Da bola a rolar
SE o senhor Feliz (SF) e o senhor Desconfiado (SD) pudessem já encontrar-se, com A BOLA por entre eles, à mesa de um café, a cavaqueira talvez fosse a ficção a virar realidade:
SF: - Felizmente, volta o futebol.
SD: - Desconfio é que possa voltar como na história do romântico a suicidar-se por excesso de paixão, à sombra dum livro aberto, com a pistola que a rapariga lhe levara sem saber bem para quê.
SF: - Lá estás tu com o teu metaforismo a esfarrapar-se em dúvidas desconfiadas, quando o que devias ter era felicidade pela bola no seu destino, a rolar.
SD: - A rolar só para alguns. Se pode rolar para a I Liga, por que não pode na II? Mas nem é nisso que estão, em maior, o que tu achas que são as minhas dúvidas desconfiadas. É, por exemplo, no saber o que acontecerá se um jogador de uma equipa for apanhado infetado. Vai, por arrastada, toda ela para quarentena?
SF: - Não me parece que possa ser assim porque a DGS vai exigir, a todos, testes na hora, jogando com eles…
SD: - ... e se se levantar vaga mais feroz da pandemia, a Liga volta a ser suspensa e já passar a haver campeão?
SF: - O que interessa, agora, é a ideia do Russell de que nunca podemos deixar de fazer o que temos de fazer na vida: saber que pontes temos de atravessar, saber que pontes temos de queimar.
SD: - É esse o ponto: saber se a ponte que se vai atravessar ou a ponte que se vai queimar só se vai atravessar ou só se vai queimar por a classificação ser a que era quando o campeonato parou - ou se se volta a jogo por se ter erguido aos clubes a ditadura das receitas da TV...

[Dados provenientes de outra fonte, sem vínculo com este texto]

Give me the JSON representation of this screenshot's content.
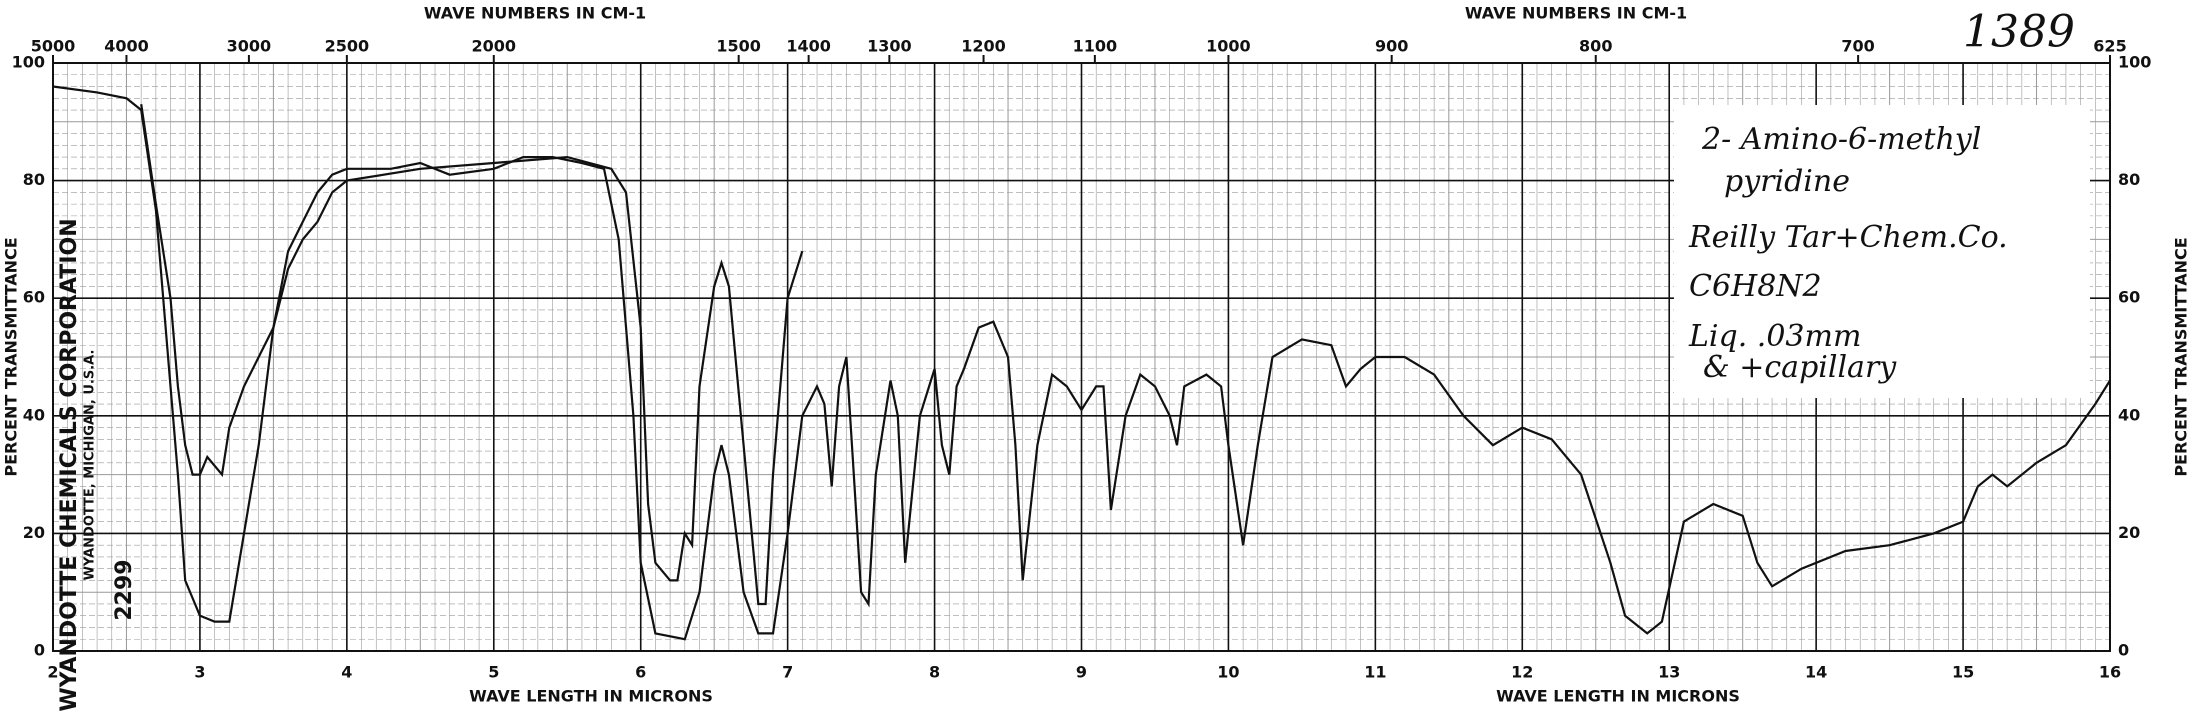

SF: - Não, importante, agora, é que a bola volte a rolar, mesmo que em meia dúzia de estádios vazios, num futebol diferente. Digo-te mais: nestes turvos tempos de medos e angústias a pedirem-nos linhas cor-de-rosa no horizonte, nem sequer me descontenta ver que podem estar a atirar-nos comprimidos de Prozac pelas gargantas abaixo nas bolas que voltarem a rolar porque é disso, também é muito disso, que a gente precisa.